Thursday, December 1, 2011

Limin' In Key West

Amanda in the Virgin Islands lives with it all the time BVIs Limin'. Limin' is the art of not doing much Caribbean style, perhaps shooting the breeze or sitting in front of the store checking the phone.

I'm not sure ordering a delicious sandwich from Sandy's on White Street counts as limin' but lots of endless chatter does go on at the counter as people meet and contemplate their navels.

This is solo limin' I'm pretty sure.

Or this duo on the Westin dock decorated for Hanukkah.

I don't think there is any rule banning seagulls from limin':

This group looks too grumpy for proper limin' but it's probably the best they can manage this far north of the equator.

He's not limin' because he's reading.

And occupants of Fawlty Towers can't possibly do something as base as lime.

Or maybe they can. Key West as Doug Bennett This Week reminded me the other day is south of reality.

- Posted using BlogPress from my iPad


Jack Riepe said...

Dear Conchscooter:

Here in New Jersey, "Limin" means getting bitten by a disease-ridden tick, and becoming an old twisted gimp before your time.

Please keep an eye out for flat spot in the mangroves (scorpion free) where one can park a red Ford 150 pickup and be left alone. I am on the way down.

Fondest regards,
Twisted Roads

Anonymous said...

Dear Sir:

Please be advised that candy canes are not typical Hanukkah decorations. The candy cane predates Hanukkah by 2500 years, as it was symbol of Imperial Egypt in the 3rd Dynasty BC. The Pharoah Imohotep IV decreed that a "shepherd's staff," painted in red and while colors "typically found on tower structures around airports," would mark places where taxpayers could be bent over for "sexual en joyment" by local officials.

It's nice to see some traditions being observed in Key West.

Stu Gotz
Ram Rod Key Historian

Anonymous said...

Dear Conch(person):

I don't think anyone should be defined by what they ride, even if it is a wheezy little scooter.

Are you aware of the 47 separate parasites found in Key West, 46 of them are indigenous to seagull guano. More astounding out of 47 people stopped and interviewed on the street in Key West, only 46 knew that "guano" meant shit.

Both of these statistics are very significant.

Yours very truly,
Shirley Farb
Pork Butt Key

Anonymous said...

Attention Editor:

Of the four people squatting in photo #6, one is taking a dump. Just thought you should know. I know this because it was me. Now guess which one I am?

Happy Holidays,
Bertha Stumpneck
Seminole Ridge, Fl.

Conchscooter said...

Dear Jack: You need to move here pronto. Mosquitoes hardly bite, no see ums don't irritate snakes are non existent and alligators are a figment of tourists imagination. You'll love it especially as it never gets above 70 degrees even in summer.

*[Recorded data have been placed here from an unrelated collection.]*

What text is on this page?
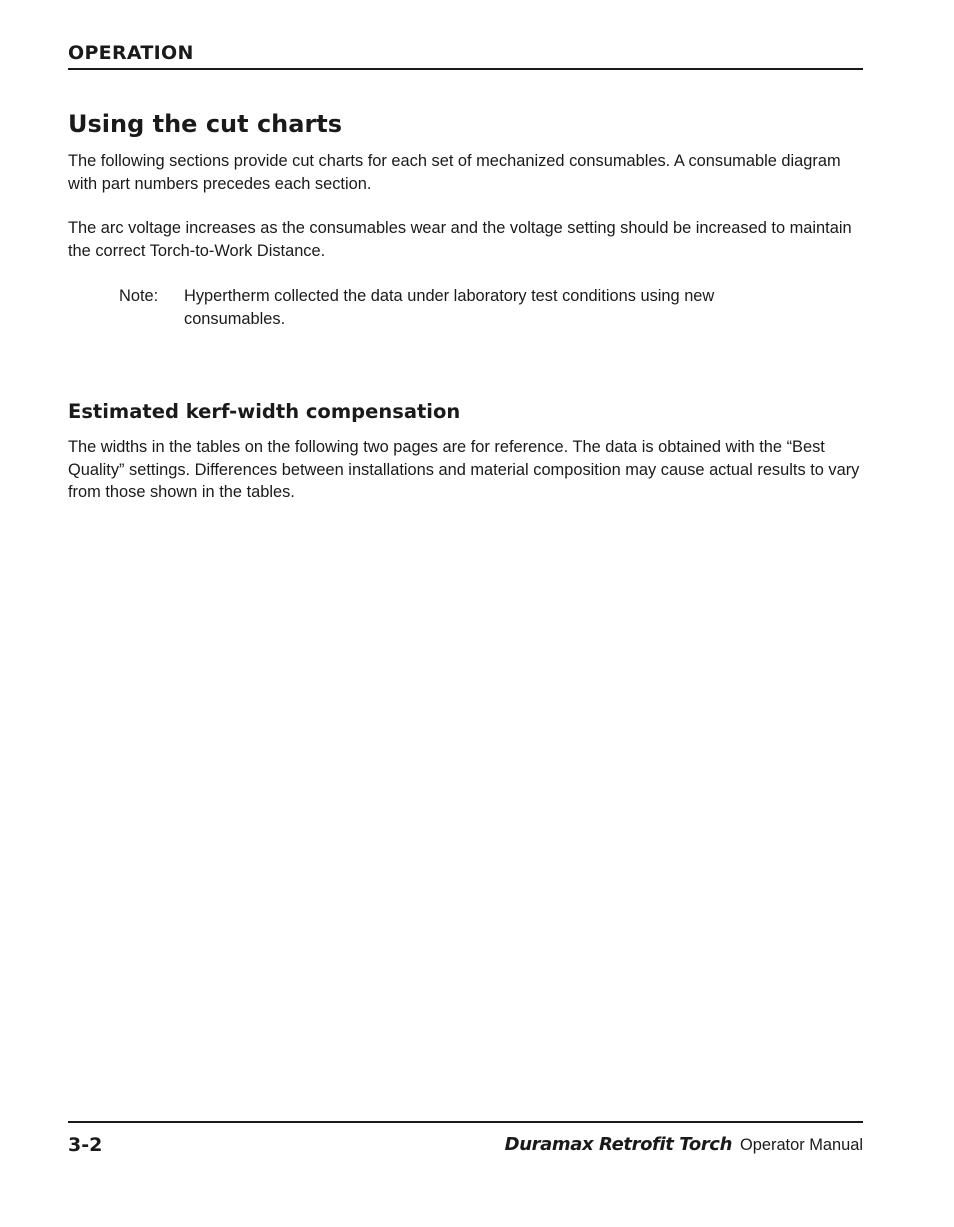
OPERATION
Using the cut charts

The following sections provide cut charts for each set of mechanized consumables. A consumable diagram with part numbers precedes each section.

The arc voltage increases as the consumables wear and the voltage setting should be increased to maintain the correct Torch-to-Work Distance.

Note:	Hypertherm collected the data under laboratory test conditions using new consumables.
Estimated kerf-width compensation

The widths in the tables on the following two pages are for reference. The data is obtained with the “Best Quality” settings. Differences between installations and material composition may cause actual results to vary from those shown in the tables.

3-2	Duramax Retrofit Torch Operator Manual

Dear Stu, candy canes are universal symbols of pleasure. some of us get it from eating them, others, like Jack riepe from spanking each other with them. Just like the Egyptians.

Dear Shirley: our parasites are all that protect us from invasions from Up North. I'm sorry they made themselves known to you in such an unpleasant way but rest assured as long as the parasites are in place Jack riepe will keep his distance and thats all we want.

Dear Bertha. key west is a tolerant and friendly place so the fac tthat you used aplastic bag and dumped it in a trash can after use means you are almost at the level of a dedicated and socially conscious dog walker. we thank you for your consideration.